Le dirigeant de la Corée du Nord a ordonné vendredi des préparatifs en vue de frappes de missiles vers le continent américain et les bases des États-Unis dans le Pacifique, en réponse à des vols d'entraînement de bombardiers furtifs B-2, accroissant les craintes d'escalade dans la péninsule.

L'ordre, diffusé lors d'une réunion d'urgence pendant la nuit avec les hauts commandants de l'armée, répond aux vols des B-2, capables de transporter des armes nucléaires, lors des manoeuvres conjointes américano-sud-coréennes qui se déroulent actuellement, a déclaré le dirigeant nord-coréen Kim Jong-Un.

En cas de provocation «téméraire» des Américains, les forces nord-coréennes «devront frapper sans pitié le continent américain (...), les bases militaires du Pacifique, y compris Hawaï et Guam, et celles qui se trouvent en Corée du Sud», a déclaré Kim, selon des propos rapportés par l'agence officielle KCNA.

La Russie a peu après mis en garde contre des «actions unilatérales» qui risquent de faire «perdre le contrôle de la situation». «Nous pouvons perdre le contrôle de la situation, elle s'engage dans la spirale d'un cercle vicieux», a déclaré à la presse le chef de la diplomatie russe, Sergueï Lavrov.

La Chine, seul allié de poids de Pyongyang et bouée économique du régime, «a appelé les parties concernées à faire des efforts conjoints pour détendre la situation».

Des dizaines de milliers de militaires et de civils nord-coréens ont défilé vendredi dans le centre de Pyongyang pour manifester leur soutien à la décision de leur dirigeant. «Ressortons les armes et les bombes pour notre très respecté leader Kim Jong-Un!», ont-ils scandé, le poing levé, en réclamant une «frappe sans pitié» contre les États-Unis.

Pyongyang ne dispose pas de la technologie permettant de tirer des missiles sur des cibles aussi lointaines, estiment toutefois la majorité des experts.

Mais, selon une source militaire sud-coréenne anonyme citée vendredi par l'agence Yonhap, «une nette hausse» des mouvements de véhicules et de personnes a été détectée sur les sites de lancement de missiles côté nord-coréen.

Kim Jong-Un a estimé que les vols des bombardiers étaient bien plus qu'une simple démonstration de force et qu'ils équivalaient à un «ultimatum (des Américains) montrant qu'ils voulaient déclencher à tout prix une guerre nucléaire».

Jeudi, les États-Unis ont annoncé que deux bombardiers furtifs B-2 avaient survolé la Corée du Sud, lors de sessions d'entraînement, soulignant ainsi l'engagement américain aux côtés de son allié, la Corée du Sud.

Washington ne rend que rarement publics ses vols d'entraînement de B-2, un appareil redoutable conçu pour des missions spéciales de bombardement stratégique à haute altitude (jusqu'à 15 000 m) derrière les lignes adverses.

Réputé indétectable, volant autour de la vitesse du son, il peut emporter jusqu'à 18 tonnes d'armement conventionnel ou nucléaire.

Washington a indiqué une nouvelle fois être «prêt à faire face à toute éventualité» en provenance de la Corée du Nord.

Pyongyang avait déjà menacé mardi les États-Unis de frappes sur ses bases dans le Pacifique ou sur son territoire.

Les experts militaires américains notent que, pour le moment, la montée en puissance de la rhétorique belliqueuse du Nord ne s'est pas accompagnée d'actions militaires.

Pyongyang s'est également gardé de fermer le site industriel de Kaesong, situé côté Nord à quelques kilomètres de la frontière intercoréenne et exploité par les deux pays.
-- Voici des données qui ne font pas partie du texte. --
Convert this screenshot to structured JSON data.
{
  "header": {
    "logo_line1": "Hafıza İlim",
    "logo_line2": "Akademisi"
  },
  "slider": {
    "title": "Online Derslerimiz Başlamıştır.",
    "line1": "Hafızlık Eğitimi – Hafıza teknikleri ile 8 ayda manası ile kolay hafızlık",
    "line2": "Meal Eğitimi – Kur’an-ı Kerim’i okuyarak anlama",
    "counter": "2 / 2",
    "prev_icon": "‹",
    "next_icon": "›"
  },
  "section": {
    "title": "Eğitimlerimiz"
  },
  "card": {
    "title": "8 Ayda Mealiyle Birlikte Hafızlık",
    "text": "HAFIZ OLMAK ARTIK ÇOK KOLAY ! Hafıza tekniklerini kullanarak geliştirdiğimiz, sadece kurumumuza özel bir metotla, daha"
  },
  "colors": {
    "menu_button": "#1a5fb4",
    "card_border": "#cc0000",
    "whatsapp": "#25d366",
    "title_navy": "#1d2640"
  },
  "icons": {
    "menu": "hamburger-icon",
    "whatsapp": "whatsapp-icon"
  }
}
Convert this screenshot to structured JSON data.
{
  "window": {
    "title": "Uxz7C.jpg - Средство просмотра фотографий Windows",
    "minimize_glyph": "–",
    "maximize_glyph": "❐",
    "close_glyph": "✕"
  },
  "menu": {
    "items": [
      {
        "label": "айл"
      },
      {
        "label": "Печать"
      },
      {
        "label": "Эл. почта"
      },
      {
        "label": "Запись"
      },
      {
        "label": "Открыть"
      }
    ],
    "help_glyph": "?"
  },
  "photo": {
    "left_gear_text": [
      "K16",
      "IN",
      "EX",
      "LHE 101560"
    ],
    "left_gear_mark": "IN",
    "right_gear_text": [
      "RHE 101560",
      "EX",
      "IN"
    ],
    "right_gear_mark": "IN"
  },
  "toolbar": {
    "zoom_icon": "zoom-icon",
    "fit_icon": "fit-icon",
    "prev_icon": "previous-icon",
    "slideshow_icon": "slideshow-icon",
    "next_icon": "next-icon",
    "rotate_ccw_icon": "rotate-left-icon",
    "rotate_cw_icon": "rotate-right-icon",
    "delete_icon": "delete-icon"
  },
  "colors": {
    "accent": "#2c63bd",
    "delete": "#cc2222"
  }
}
Ce site lui rapporte des devises étrangères.

Depuis début mars et l'adoption de nouvelles sanctions par l'ONU à l'égard de Pyongyang après un 3e test nucléaire, la Corée du Nord a musclé ses déclarations guerrières, menaçant régulièrement Séoul et Washington de «frappes stratégiques» et de «guerre totale».

«Mais on ne doit pas interpréter ça comme le signe d'une guerre imminente», déclare Kim Yong-Hyun, expert sur la Corée du Nord à l'université Dongguk. «C'est une réaction attendue et calibrée au déploiement des B-2 et ce jeu de "je te tiens par la barbichette" avec les États-Unis va continuer un moment».

Les experts estiment très peu probable une guerre véritable --que le Nord est assuré de perdre-- mais s'attendent à un geste de mécontentement du Nord, semblable au bombardement d'une petite île sud-coréenne en novembre 2010, qui avait fait quatre morts.